恋人が異常に屁をこく「屁こき人間」でもお前は愛せるか
俺は愛せる。
20そこそこの時に付き合っていた彼女が、とにかく「屁をこく女」だった。普段から笑った拍子や何気ない動作の度にアホみたいな音をケツから鳴らしていた。
「プッ」
「プゥーッ」
ときて、
「ブッ」
「ブーーッ」
と、濁音から半濁音へとどんどん変化していき、
「ブゥーオゥ」
「バフンッ!」
バイソンの鳴き声みたくなり、
「ヌーンヌッ」
と最終的に落ち着く。
そんな七色の屁を自在に操る彼女。でも、俺はそんな屁は全然良かった。むしろ好きだった。落ち込んでも、イライラしてても、彼女の屁で元気になれた。

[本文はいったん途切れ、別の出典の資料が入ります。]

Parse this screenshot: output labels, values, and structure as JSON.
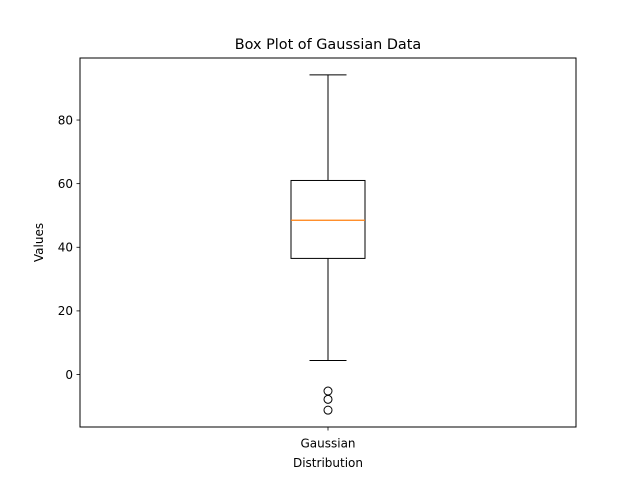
{
  "chart_data": {
    "type": "box",
    "title": "Box Plot of Gaussian Data",
    "xlabel": "Distribution",
    "ylabel": "Values",
    "categories": [
      "Gaussian"
    ],
    "ylim": [
      -16.5,
      99.5
    ],
    "yticks": [
      0,
      20,
      40,
      60,
      80
    ],
    "grid": false,
    "boxes": [
      {
        "label": "Gaussian",
        "whisker_low": 4.4,
        "q1": 36.5,
        "median": 48.5,
        "q3": 61.0,
        "whisker_high": 94.2,
        "outliers": [
          -5.2,
          -7.8,
          -11.2
        ]
      }
    ],
    "colors": {
      "box": "#000000",
      "median": "#ff7f0e",
      "outlier_edge": "#000000"
    }
  }
}
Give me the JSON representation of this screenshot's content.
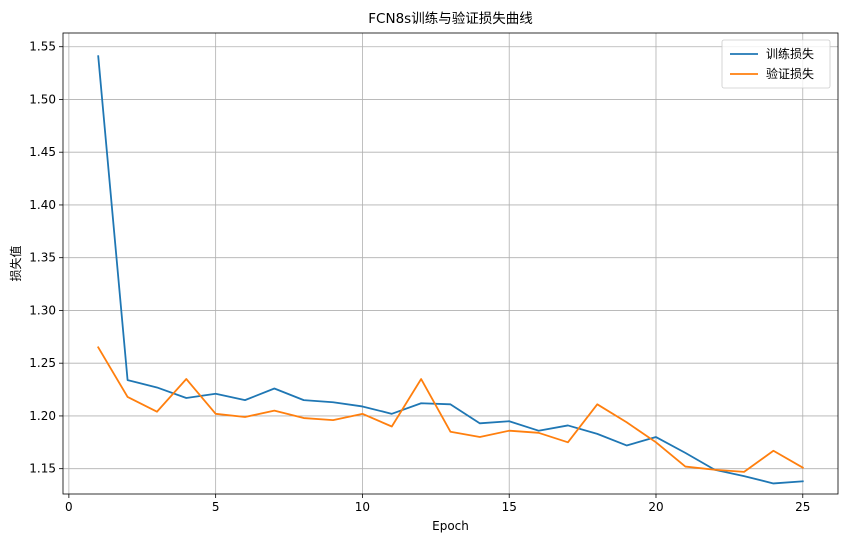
{
  "chart_data": {
    "type": "line",
    "title": "FCN8s训练与验证损失曲线",
    "xlabel": "Epoch",
    "ylabel": "损失值",
    "xlim": [
      -0.2,
      26.2
    ],
    "ylim": [
      1.126,
      1.563
    ],
    "xticks": [
      0,
      5,
      10,
      15,
      20,
      25
    ],
    "yticks": [
      1.15,
      1.2,
      1.25,
      1.3,
      1.35,
      1.4,
      1.45,
      1.5,
      1.55
    ],
    "grid": true,
    "legend_position": "top-right",
    "x": [
      1,
      2,
      3,
      4,
      5,
      6,
      7,
      8,
      9,
      10,
      11,
      12,
      13,
      14,
      15,
      16,
      17,
      18,
      19,
      20,
      21,
      22,
      23,
      24,
      25
    ],
    "series": [
      {
        "name": "训练损失",
        "color": "#1f77b4",
        "values": [
          1.541,
          1.234,
          1.227,
          1.217,
          1.221,
          1.215,
          1.226,
          1.215,
          1.213,
          1.209,
          1.202,
          1.212,
          1.211,
          1.193,
          1.195,
          1.186,
          1.191,
          1.183,
          1.172,
          1.18,
          1.165,
          1.149,
          1.143,
          1.136,
          1.138
        ]
      },
      {
        "name": "验证损失",
        "color": "#ff7f0e",
        "values": [
          1.265,
          1.218,
          1.204,
          1.235,
          1.202,
          1.199,
          1.205,
          1.198,
          1.196,
          1.202,
          1.19,
          1.235,
          1.185,
          1.18,
          1.186,
          1.184,
          1.175,
          1.211,
          1.194,
          1.175,
          1.152,
          1.149,
          1.147,
          1.167,
          1.151
        ]
      }
    ]
  }
}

彼女の奏でるメロディが、俺を救ってくれたのだ。俺にとっての日本レコード大賞は、いつも彼女だった。
しかし、非常に大きな問題があった。
それが音のない屁、そう「サイレントサイレン(無音の警告)」の存在だった。
なんの気配も感じさせず鼻元まで接近し、致死量レベルの激臭をブチ込んでくる、それが彼女のサイレントサイレンの特性。
特にメシあとの屁、ただの殺人未遂。最終屁器彼女。